O Natal chegou e eu vou comemorá-lo. Mas este ano quero fazer um Natal diferente. Não quero ver aqueles pinheiros de plástico verde desbotado com aquela neve de algodão hidrófilo que só fazem me lembrar as feridas da infância. Não quero ver o gordo barbudo suando dentro de um macacão de veludo vermelho, com temperatura interna de quarenta e oito graus. Não quero comer peru assado com ameixas (ameixas!) e tâmaras, estas, vindas de outros desertos que não a caatinga. Não quero ouvir gingosbels ...gingosbels ...Quero ouvir “A manteiga derramou”, ao som de berimbaus e atabaques.
Este ano vou mudar as cores do meu Natal: no lugar do verde necrófilo do falso pinheiro, colocarei o verde do mar do Cabo de Santo Agostinho; no lugar do vermelho veludo, o vermelho do pôr de sol do Rio São Francisco e no lugar da alvura das neves eternas, pois que não se dissolvem nem a quarenta graus, o prateado reflexo da lua no Cais do Apolo.
E vou fazer o meu bolo de Natal com massa puba, uma receita que o Severino Mandacaru trouxe lá da caatinga do Brejo da Madre de Deus, em Pernambuco, onde tem sua plantação de macaxeira. É uma joia da “pâtisserie nordestine” e eu quero dividi-la com você. Prepare-se para trabalhar. Sua auto estima será outra quando você servir o bolo aos seus amigos e disser: “Fui eu que fiz. Aqui no sul você não vai encontrar isto em lugar nenhum”.
A massa puba
Primeiro você precisa fazer a massa puba. Puba é o nome que se dá à macaxeira fermentada. Os índios obtinham essa fermentação colocando a macaxeira no remanso do rio. Não desanime. Ela não dá trabalho. Só requer paciência.
Escolha três quilos e meio de macaxeira fresca. Descasque-a e lave-a bem. Coloque-a em um balde e cubra-a de agua, deixando pelo menos um palmo acima do nível da macaxeira. Cubra o balde com um pano e amarre-o para que não saia do lugar.
Não agite a agua nem movimente o balde, o que poderia interromper a fermentação. Em sete ou oito dias sua fermentação estará completa. A raiz estará mole e você sentirá um suave odor ácido resultante da fermentação.
Retire a macaxeira e lave-a bem, descartando o caldo da fermentação.

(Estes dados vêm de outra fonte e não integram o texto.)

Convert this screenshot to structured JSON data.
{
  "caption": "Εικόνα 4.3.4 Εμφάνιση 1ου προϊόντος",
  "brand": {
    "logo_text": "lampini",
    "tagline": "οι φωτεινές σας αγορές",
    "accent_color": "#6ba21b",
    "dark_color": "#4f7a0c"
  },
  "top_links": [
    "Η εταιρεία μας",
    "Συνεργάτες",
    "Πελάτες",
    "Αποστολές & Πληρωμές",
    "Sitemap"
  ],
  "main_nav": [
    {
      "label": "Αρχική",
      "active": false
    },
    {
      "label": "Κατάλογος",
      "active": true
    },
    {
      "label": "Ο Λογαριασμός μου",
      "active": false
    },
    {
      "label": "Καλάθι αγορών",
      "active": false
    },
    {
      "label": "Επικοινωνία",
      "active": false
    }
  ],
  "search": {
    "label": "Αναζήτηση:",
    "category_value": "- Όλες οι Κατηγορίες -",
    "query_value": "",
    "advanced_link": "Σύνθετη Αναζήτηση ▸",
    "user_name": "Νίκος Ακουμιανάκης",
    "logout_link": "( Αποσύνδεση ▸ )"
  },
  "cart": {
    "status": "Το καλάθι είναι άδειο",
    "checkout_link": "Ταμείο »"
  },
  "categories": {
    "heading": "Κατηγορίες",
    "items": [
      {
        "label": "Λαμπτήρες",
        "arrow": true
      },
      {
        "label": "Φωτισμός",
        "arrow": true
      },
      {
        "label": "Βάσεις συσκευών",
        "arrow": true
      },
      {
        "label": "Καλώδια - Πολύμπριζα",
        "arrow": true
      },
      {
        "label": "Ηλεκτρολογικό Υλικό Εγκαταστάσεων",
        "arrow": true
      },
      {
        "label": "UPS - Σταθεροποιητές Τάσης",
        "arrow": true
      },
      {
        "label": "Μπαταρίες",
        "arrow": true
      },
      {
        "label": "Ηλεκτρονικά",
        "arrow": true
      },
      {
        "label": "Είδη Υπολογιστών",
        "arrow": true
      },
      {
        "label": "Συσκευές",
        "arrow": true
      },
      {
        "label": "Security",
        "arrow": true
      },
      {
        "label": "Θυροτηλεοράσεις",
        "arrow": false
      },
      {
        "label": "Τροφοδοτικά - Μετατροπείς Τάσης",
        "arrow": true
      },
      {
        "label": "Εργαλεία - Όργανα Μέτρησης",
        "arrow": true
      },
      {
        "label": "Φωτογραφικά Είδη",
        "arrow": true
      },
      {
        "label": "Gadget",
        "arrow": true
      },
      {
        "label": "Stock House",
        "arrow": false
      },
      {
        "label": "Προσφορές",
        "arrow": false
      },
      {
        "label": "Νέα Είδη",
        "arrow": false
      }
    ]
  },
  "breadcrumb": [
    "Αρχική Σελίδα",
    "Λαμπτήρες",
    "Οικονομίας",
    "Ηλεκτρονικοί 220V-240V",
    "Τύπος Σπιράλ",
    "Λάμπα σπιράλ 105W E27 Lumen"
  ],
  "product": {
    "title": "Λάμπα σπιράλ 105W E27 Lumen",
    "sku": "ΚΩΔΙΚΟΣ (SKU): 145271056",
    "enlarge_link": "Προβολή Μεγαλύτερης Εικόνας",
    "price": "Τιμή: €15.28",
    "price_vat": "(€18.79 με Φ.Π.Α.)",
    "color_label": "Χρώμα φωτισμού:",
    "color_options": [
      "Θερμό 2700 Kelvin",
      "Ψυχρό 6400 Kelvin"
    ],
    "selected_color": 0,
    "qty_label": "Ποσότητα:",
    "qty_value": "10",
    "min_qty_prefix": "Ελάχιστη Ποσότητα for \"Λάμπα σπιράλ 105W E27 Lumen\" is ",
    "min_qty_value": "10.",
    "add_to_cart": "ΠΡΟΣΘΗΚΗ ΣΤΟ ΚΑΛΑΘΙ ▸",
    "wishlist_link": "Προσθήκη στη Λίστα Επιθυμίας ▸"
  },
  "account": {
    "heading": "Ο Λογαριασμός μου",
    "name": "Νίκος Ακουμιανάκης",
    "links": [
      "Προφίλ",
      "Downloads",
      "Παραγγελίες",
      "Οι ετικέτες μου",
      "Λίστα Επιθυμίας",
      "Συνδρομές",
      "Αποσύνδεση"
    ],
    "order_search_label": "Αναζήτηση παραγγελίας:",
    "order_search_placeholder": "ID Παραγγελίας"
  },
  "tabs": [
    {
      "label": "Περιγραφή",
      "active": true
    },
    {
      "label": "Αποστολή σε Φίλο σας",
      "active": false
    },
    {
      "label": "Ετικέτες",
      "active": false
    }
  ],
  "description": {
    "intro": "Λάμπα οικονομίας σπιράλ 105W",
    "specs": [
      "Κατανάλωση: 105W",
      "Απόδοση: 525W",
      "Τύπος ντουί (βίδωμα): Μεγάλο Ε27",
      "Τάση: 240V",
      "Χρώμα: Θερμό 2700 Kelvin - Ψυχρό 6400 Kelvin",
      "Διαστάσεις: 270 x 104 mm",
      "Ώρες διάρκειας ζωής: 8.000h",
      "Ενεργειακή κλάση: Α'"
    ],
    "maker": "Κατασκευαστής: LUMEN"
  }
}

Rale a macaxeira e esprema o líquido em excesso. Você obterá de dois a dois quilos e meio de massa, suficiente para dois bolos. Separe a que vai usar e faça bolas com o restante, envolvendo-as em filme de plástico. Você pode guardar essa massa por uma semana na geladeira ou seis meses no freezer.
O Bolo
1 quilo de massa puba
300 gramas de açúcar mascavo
200 gramas de castanha de caju picadas
60 gramas de manteiga
150 ml de chá de erva doce bem forte
50 ml de chá de cravo
400 ml de leite de coco
10 gramas de sal
1 colher de chá de canela em pó
2 ovos mais uma gema
2 colheres de sobremesa de sementes de erva doce
q.b castanhas de caju inteiras para a cobertura
Passe a massa por uma peneira. Ela deve permanecer úmida e bem solta.
Prepare os chás de cravo e erva doce, e deixe esfriar.
Incorpore o sal, a canela em pó, a manteiga (previamente derretida) , a castanha de caju e a semente de erva doce à massa e homogeneíze o melhor que puder.
Em uma batedeira coloque os ovos com o açúcar e bata em velocidade media por aproximadamente seis minutos ou até ficar uma mistura bem cremosa.
Junte o creme à massa e adicione o leite de coco. Vá acrescentando os chás empastando até o conjunto ficar uniforme. Se preferir, coloque tudo na batedeira e bata dois a três minutos na velocidade baixa.
Coloque numa forma untada e enfarinhada, espete as castanhas inteiras e asse durante 50 minutos em forno médio.
Nota: Esta receita é uma adaptação do famoso “pé de moleque” que se faz no Nordeste que, apesar do nome, nada tem a ver com a mistura de amendoim e açúcar caramelado que se usa no sul.